TSV Kirchheim sieht sich zu Unrecht in der Kritik
Nach der Debatte im Marktrat über Faschingsumzug und Tilgungszuschuss an den TSV meldet sich der Verein zu Wort – und erwägt sogar drastische Maßnahmen.
Nachdem in der vergangenen Marktratssitzung über den geplanten Faschingsumzug des TSV Kirchheim und den Tilgungszuschuss des Marktes an den Verein diskutiert worden ist, meldet sich nun der Vorsitzende Franz Schiegg im Namen des Vereins und seiner Vorstandskollegen zu Wort. Er sieht das Ehrenamt an den Pranger gestellt. Angesichts der Anschuldigungen könne man sich sogar vorstellen, dass der Verein sein Engagement zurückfährt.
Der TSV 1863 Kirchheim zähle zu den ältesten Sportvereinen im Unterallgäu. „Wir sind keine Firma, sondern ein gemeinnütziger Verein, dem rund die Hälfte aller Kirchheimer Bürger als Mitglied angehören“, so Schiegg. Alleine im vergangenen Jahr habe man entgegen dem bundesweiten Trend einen Zuwachs von über zehn Prozent auf nunmehr über 820 Mitglieder verzeichnen können.

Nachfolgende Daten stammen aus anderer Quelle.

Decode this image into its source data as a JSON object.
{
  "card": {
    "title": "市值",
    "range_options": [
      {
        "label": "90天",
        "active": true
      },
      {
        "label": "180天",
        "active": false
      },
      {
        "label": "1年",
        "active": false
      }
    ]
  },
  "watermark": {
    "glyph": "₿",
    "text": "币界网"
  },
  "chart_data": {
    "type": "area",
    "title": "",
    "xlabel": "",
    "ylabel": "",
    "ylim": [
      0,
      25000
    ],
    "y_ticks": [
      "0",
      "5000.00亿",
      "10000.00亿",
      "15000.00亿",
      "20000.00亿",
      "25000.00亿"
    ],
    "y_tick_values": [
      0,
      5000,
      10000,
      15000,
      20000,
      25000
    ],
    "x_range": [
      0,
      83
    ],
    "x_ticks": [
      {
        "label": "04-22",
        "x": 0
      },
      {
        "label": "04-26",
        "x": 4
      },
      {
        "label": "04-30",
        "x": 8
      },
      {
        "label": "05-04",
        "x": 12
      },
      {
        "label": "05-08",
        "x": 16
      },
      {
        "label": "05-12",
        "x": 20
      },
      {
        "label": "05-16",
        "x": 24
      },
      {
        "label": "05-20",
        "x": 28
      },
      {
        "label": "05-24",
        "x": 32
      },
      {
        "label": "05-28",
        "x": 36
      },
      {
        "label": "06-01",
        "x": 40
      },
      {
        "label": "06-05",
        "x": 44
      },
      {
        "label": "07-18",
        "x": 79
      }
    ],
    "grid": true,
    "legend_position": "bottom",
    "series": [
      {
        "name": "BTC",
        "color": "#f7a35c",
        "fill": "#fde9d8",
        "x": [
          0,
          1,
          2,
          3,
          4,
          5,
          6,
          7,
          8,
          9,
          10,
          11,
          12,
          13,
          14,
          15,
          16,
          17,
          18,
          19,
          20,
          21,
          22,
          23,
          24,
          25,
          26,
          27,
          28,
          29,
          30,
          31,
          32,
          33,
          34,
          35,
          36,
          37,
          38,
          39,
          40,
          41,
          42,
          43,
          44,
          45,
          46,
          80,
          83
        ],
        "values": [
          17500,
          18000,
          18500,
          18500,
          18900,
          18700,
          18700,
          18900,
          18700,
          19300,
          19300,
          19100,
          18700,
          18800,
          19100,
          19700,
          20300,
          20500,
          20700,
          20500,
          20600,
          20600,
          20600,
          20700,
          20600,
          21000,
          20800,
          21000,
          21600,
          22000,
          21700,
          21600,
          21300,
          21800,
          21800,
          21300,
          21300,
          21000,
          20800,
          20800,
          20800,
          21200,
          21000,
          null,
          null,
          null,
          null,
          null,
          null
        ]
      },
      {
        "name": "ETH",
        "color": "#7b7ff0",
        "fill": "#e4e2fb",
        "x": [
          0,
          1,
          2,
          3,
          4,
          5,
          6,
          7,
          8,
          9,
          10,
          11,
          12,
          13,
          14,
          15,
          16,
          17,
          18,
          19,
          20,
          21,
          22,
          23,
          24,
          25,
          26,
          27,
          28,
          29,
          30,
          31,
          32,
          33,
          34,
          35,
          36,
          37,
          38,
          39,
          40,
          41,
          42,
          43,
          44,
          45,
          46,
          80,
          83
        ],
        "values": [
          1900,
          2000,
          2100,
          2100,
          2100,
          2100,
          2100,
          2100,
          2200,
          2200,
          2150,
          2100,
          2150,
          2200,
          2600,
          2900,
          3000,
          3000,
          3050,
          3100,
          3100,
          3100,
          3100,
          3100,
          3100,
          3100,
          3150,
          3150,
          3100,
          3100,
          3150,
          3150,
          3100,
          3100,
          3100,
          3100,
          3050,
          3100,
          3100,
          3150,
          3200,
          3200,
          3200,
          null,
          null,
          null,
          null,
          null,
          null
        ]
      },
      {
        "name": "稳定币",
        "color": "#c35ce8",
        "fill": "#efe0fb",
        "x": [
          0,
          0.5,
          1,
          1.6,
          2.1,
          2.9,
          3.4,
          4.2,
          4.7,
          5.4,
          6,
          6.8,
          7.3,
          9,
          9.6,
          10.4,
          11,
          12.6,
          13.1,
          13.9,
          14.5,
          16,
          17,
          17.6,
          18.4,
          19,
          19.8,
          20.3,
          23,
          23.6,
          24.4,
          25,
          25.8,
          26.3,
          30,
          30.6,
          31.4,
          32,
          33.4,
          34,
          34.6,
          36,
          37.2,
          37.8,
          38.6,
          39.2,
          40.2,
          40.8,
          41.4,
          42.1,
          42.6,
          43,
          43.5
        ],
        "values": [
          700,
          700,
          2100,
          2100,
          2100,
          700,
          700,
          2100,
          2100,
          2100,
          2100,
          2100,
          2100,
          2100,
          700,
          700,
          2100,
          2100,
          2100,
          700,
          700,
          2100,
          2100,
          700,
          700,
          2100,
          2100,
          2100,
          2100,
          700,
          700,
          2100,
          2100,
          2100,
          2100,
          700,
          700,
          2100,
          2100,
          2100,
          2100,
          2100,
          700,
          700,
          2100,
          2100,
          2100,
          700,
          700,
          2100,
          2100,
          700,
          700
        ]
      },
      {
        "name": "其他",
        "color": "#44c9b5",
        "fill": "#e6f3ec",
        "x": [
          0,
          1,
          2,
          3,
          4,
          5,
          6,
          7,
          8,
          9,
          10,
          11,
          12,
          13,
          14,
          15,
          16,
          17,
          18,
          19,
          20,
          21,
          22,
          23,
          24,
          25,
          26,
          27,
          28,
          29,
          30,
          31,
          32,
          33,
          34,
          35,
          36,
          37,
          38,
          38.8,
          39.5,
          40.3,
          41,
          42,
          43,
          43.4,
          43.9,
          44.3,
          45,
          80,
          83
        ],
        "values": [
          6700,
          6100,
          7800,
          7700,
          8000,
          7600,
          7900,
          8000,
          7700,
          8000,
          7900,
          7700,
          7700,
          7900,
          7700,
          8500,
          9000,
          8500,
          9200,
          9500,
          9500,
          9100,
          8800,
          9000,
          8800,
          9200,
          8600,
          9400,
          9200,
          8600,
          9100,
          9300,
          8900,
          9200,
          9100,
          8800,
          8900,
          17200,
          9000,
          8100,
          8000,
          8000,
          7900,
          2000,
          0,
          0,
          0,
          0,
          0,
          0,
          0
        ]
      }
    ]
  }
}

Der Bau des Sportparks in Kirchheim unter anderem mit einem neuen Vereinsheim, drei Sportplätzen, einer Tribüne, einem Festplatz, Außenanlagen und Parkplätzen sei „in X-Stunden Eigenleistung“errichtet worden. „Solch ein Projekt kostet sehr viel Geld“, so Schiegg. „Ohne die damalige finanzielle Unterstützung der Marktgemeinde wäre ein solches Mammutprojekt niemals für einen Verein zu stemmen gewesen.“Deshalb habe es 2003 einen Beschluss des Marktrats gegeben, wonach sich die Gemeinde unter anderem an Zins und Tilgung des Darlehens über die gesamte Laufzeit von 22 Jahren beteilige. „Dieser Zuschuss war für die Umsetzung der Baumaßnahme unabdingbar“, betont Schiegg. „Sonst würden wir nach wie vor für unsere Fußballer am Hollweiher oder sonst wo trainieren und wer weiß, ob es den TSV in der heutigen Form überhaupt gäbe.“Angebote wie Jumping, Selbstverteidigung oder Linedance würde es nicht geben, ist man sich im Verein sicher.
Bis 2023 habe der TSV Kirchheim für Veranstaltungen wie den Faschingsumzug keinen schriftlichen Antrag an den Marktrat auf Übernahme der Kosten von Bauhof und Feuerwehr stellen müssen. „Das war in der Vergangenheit immer eine Selbstverständlichkeit, da ja jede Veranstaltung dieser Art als soziales und gesellschaftliches Engagement – auch und insbesondere für die Bevölkerung – gedacht ist und solche Events letztlich ja auch eine aktive und gelebte Gemeinde ausmachen“, so Schiegg. Man habe sich auch in anderen Orten erkundigt: „Eine solche Gängelung ist nirgendwo bekannt beziehungsweise üblich.“Dies habe dem Verein auf Nachfrage auch Bürgermeisterin Susanne Fischer bestätigt.
Als Verein sei der TSV ausschließlich auf Ehrenamtliche angewiesen. Bei einem Faschingsumzug würden zum Beispiel über 100 Helferinnen und Helfer benötigt, die neben den rund 100 Aktiven eine solche Veranstaltung erst möglich machen. Hinzu komme die enorme Verantwortung für alle Mitglieder, insbesondere aber für den Vorstand.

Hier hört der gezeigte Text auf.